What a wonderful article. The word ‘Msunery’ needs to be added to the South African dictionary immediately! As a follow up article, somewhere down the line, and on the topic of mishearing something South African and assuming ‘It must be English’ – please put to bed once and for all the origins of the expression ‘My China’. A casual search on the internet will tell you that it is Cockney rhyming, which is very hard to believe (despite the millions and millions of Cockneys living in the townships here and the hundreds and hundreds of other instances of Cockney rhyming in our vernacular /S).

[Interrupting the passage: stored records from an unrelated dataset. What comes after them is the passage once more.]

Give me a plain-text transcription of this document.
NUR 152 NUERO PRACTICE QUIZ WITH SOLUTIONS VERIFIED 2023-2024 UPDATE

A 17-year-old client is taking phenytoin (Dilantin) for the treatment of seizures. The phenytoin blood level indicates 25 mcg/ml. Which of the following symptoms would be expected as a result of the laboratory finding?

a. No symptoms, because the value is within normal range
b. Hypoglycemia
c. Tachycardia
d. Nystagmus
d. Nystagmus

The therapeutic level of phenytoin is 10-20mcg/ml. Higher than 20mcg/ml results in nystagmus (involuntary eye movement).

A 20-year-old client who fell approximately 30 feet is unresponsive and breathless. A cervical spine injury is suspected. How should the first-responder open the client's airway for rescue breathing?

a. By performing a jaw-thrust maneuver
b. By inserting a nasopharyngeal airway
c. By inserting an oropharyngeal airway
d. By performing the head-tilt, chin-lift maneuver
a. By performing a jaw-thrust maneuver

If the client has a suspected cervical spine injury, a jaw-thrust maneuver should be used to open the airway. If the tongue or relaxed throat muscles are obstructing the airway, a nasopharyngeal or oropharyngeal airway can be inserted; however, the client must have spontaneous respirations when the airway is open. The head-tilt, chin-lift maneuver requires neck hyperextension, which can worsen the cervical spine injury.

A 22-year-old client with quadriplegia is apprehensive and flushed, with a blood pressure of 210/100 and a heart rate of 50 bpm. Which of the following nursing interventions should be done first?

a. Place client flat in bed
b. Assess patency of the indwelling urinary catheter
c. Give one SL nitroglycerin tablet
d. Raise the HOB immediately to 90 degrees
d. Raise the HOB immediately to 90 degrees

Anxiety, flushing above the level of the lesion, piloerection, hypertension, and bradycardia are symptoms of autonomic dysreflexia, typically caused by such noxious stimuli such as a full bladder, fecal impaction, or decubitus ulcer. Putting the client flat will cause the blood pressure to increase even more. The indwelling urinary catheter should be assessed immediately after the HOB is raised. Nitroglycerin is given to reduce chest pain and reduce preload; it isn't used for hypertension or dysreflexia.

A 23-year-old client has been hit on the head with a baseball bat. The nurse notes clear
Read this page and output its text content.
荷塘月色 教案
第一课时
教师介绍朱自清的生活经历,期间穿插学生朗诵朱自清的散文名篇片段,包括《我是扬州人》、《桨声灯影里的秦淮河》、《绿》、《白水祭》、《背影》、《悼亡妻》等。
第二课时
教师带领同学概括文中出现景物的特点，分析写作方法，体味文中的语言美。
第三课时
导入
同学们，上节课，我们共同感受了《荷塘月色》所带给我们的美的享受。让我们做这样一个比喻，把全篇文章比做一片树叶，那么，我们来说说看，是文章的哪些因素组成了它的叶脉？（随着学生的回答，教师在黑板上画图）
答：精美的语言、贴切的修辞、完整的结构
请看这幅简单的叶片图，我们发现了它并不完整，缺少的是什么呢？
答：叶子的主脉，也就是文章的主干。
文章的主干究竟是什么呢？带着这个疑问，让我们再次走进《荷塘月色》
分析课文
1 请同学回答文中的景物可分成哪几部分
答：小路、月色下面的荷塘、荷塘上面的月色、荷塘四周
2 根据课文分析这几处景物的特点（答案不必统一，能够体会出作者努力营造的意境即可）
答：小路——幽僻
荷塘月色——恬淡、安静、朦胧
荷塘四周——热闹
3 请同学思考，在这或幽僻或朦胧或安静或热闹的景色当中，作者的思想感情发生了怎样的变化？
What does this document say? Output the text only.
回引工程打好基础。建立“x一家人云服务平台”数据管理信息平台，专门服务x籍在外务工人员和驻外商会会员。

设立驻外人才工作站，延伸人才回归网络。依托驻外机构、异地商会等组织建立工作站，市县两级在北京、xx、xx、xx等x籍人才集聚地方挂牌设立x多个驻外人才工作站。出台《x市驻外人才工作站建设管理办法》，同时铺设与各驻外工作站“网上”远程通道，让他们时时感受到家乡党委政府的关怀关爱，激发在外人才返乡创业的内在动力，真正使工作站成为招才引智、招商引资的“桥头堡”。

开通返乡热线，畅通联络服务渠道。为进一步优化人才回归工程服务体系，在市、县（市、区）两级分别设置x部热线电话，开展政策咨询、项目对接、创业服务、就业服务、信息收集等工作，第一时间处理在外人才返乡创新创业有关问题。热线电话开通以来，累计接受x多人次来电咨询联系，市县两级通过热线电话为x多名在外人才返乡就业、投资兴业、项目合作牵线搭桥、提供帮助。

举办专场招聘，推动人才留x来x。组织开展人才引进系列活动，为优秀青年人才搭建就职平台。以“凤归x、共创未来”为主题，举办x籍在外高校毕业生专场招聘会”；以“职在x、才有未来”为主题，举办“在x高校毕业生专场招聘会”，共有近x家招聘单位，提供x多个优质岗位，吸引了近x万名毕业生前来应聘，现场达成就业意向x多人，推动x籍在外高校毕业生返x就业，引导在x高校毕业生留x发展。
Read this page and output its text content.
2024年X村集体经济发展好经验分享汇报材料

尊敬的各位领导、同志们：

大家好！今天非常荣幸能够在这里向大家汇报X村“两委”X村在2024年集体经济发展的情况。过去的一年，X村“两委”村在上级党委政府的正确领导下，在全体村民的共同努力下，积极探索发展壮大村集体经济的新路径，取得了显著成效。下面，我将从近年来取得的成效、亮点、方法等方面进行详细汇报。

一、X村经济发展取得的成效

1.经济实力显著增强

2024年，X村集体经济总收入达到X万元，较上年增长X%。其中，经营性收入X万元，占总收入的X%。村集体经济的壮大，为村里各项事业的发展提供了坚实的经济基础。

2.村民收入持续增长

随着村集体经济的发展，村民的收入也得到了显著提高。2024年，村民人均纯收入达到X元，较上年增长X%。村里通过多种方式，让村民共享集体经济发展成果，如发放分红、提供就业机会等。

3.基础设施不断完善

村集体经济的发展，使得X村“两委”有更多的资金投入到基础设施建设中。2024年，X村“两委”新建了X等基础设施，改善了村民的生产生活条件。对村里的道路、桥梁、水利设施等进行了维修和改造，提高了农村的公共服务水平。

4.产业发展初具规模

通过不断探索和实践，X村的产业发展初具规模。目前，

It also fails the basic definition of Cockney rhyming: “… slang … based on taking a two-word expression which rhymes with the desired word and then using it as a substitute.” When last did you hear someone say either ‘Howzit my mate” or ‘Howzit my China plate’? I’m not saying impossible, I’m saying very, very unlikely. No, much more likely to be a mishearing of the Zulu ‘umshana’ (nephew) or a reference to actual Chinese people who ran the ‘Numbers Game’ in the townships where ‘China’ became synonymous with ‘luck’ – I’m waiting for my China. (See Pan Macmillan’s ‘The Joburg Book’, 2008. It’s literally a book, with a bibliography and everything.) If nothing else, the comments from the die-hard, unrepentant Anglophiles should make the article a worthwhile exercise, LOL.